For the three women in lead CDL instructor Ben Crawford’s class, they already have their goals set for the type of driving they want to do.
“I want to be a water hauler,” says Emily Mitchell, from Greene County.
“Sand boxes. Transporting frac well sand, that’s what I want to do,” says Amanda Wilson from Uniontown, PA.
For Washington resident Amanda Aldridge, she prefers to do local tri-axle work. “Dump trucks.”
One thing they all agree on, though, is that Crawford has been an incredibly knowledgeable, and patient, teacher.
“We get on his nerves,” says Mitchell.
“But he gets on ours too,” replies Wilson, laughing.
“Ben pushes you to be the best you can be,” describes Aldridge.
“Yeah, he’s great at what he does. We’re learning a lot from him,” follows up Mitchell.

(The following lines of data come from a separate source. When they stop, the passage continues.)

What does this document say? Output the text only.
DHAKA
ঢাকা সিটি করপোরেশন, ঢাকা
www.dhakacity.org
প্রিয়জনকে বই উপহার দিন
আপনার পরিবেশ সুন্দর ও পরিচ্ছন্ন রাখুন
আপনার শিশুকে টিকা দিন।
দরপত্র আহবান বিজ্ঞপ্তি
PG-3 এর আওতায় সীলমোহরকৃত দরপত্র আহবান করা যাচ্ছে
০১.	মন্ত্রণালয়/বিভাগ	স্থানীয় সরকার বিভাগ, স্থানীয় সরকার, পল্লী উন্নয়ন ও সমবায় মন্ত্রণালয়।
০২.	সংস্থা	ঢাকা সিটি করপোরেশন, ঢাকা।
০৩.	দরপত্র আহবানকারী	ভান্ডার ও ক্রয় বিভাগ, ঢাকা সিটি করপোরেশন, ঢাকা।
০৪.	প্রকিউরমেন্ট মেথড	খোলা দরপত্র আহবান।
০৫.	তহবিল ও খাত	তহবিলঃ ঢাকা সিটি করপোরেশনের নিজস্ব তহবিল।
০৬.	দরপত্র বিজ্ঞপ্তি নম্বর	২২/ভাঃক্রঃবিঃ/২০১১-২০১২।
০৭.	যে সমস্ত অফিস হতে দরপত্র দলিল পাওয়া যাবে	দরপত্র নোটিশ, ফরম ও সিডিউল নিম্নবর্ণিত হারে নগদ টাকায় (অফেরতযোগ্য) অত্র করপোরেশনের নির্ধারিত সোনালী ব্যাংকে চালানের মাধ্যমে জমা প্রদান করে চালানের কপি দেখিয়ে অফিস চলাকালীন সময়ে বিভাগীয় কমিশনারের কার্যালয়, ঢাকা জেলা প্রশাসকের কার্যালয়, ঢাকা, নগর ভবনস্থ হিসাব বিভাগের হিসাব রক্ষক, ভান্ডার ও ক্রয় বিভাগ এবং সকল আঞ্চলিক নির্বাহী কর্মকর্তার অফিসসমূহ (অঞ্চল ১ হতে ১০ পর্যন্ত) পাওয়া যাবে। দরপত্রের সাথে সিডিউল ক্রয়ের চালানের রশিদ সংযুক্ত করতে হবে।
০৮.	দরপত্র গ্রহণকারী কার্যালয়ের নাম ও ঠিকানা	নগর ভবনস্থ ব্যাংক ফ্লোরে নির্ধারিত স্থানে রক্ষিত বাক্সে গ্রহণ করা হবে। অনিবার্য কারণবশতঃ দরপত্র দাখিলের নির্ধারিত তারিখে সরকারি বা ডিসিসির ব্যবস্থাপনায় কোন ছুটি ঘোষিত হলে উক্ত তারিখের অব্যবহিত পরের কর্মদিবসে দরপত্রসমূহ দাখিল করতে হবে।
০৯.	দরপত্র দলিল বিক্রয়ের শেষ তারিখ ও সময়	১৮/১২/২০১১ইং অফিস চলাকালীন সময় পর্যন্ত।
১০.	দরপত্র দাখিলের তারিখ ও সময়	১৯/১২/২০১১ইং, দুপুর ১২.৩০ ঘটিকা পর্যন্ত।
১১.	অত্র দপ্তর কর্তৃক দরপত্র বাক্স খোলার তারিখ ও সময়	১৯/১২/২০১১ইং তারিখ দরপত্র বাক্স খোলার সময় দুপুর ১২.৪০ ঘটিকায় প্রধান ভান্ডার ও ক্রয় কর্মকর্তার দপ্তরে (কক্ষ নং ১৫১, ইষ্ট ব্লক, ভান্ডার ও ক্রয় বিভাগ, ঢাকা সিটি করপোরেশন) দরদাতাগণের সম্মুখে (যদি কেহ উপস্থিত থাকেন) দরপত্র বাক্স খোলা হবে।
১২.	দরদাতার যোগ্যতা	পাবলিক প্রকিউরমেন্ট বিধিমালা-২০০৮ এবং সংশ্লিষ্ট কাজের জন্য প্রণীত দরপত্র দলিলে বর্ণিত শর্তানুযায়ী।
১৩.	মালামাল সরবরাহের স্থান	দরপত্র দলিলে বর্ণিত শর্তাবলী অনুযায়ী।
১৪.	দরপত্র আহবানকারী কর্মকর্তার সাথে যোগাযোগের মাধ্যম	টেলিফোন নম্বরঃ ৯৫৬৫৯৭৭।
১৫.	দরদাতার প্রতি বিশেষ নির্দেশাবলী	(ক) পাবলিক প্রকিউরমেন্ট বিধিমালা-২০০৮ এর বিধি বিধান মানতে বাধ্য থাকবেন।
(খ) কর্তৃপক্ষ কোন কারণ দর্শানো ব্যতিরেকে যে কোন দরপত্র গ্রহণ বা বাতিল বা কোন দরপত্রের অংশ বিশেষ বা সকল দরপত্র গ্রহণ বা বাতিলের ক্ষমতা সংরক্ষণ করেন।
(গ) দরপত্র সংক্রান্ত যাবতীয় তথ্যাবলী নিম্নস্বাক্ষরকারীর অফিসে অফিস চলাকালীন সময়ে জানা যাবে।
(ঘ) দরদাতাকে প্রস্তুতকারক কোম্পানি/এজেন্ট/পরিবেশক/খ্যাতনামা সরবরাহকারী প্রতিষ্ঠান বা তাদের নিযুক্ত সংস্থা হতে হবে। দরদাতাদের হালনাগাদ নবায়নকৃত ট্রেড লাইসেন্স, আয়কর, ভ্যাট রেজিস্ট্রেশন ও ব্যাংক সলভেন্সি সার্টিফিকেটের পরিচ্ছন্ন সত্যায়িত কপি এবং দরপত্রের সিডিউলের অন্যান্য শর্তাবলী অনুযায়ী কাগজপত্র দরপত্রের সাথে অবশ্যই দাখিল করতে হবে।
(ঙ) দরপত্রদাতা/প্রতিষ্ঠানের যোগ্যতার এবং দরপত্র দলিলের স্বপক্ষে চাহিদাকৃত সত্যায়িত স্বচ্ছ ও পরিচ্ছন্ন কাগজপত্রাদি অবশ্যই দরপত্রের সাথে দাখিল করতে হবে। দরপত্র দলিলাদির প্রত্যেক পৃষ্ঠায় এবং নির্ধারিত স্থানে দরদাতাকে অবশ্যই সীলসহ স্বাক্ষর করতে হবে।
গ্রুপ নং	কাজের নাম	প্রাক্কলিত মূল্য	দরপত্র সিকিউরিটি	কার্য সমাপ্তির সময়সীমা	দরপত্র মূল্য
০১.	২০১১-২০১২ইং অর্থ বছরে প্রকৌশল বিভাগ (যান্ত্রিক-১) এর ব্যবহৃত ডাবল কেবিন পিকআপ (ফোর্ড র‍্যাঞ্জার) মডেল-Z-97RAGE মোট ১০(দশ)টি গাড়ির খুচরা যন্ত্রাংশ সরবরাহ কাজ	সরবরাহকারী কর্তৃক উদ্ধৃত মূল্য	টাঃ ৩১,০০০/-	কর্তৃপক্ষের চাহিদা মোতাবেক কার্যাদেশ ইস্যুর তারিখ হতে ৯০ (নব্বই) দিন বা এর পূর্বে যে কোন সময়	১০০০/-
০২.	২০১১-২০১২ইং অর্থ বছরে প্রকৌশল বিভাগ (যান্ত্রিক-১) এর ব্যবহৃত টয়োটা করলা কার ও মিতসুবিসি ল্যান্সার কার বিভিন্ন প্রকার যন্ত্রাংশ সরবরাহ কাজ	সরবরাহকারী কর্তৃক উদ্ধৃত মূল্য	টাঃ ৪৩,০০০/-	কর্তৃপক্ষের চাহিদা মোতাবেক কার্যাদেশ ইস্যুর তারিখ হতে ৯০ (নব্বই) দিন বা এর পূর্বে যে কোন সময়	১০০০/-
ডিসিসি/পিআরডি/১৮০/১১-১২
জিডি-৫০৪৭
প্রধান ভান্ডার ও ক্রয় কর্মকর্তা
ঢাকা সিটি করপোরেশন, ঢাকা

According to the American Trucking Association, the number of female truck drivers rose 68% from 2010 to 2018. According to the ATA’s numbers, there are currently 3.5 million drivers in the trucking industry across the nation, with about 234,000 of them being female, making up just 6.6 percent. But the number of women entering the field is steadily increasing.
“I get to drive this baby! It’s fun,” answer Mitchell, when asked what she loves about the CDL training class at Penn Commercial.
According to CNN Business, the median annual wage for a private fleet trucker in the U.S., for instance someone who drives for Walmart, is $73,000. Some companies pay less, others pay more. What is consistent is the need for drivers. Billions of products need to be transported to retailers and warehouses every day. The most common way to deliver goods is by truck.
“Everything you own comes from a truck,” says Crawford.
Supply vs Demand is the basic rule of capitalism. It works on the labor side just like it works on the production side. With the increasing pay that drivers are now earning, it’s opening the doors ever wider for women who want join the industry and make a good living.
Pictured left to right: Emily Mitchell, Amanda Wilson, Ben Crawford, and Amanda Aldridge.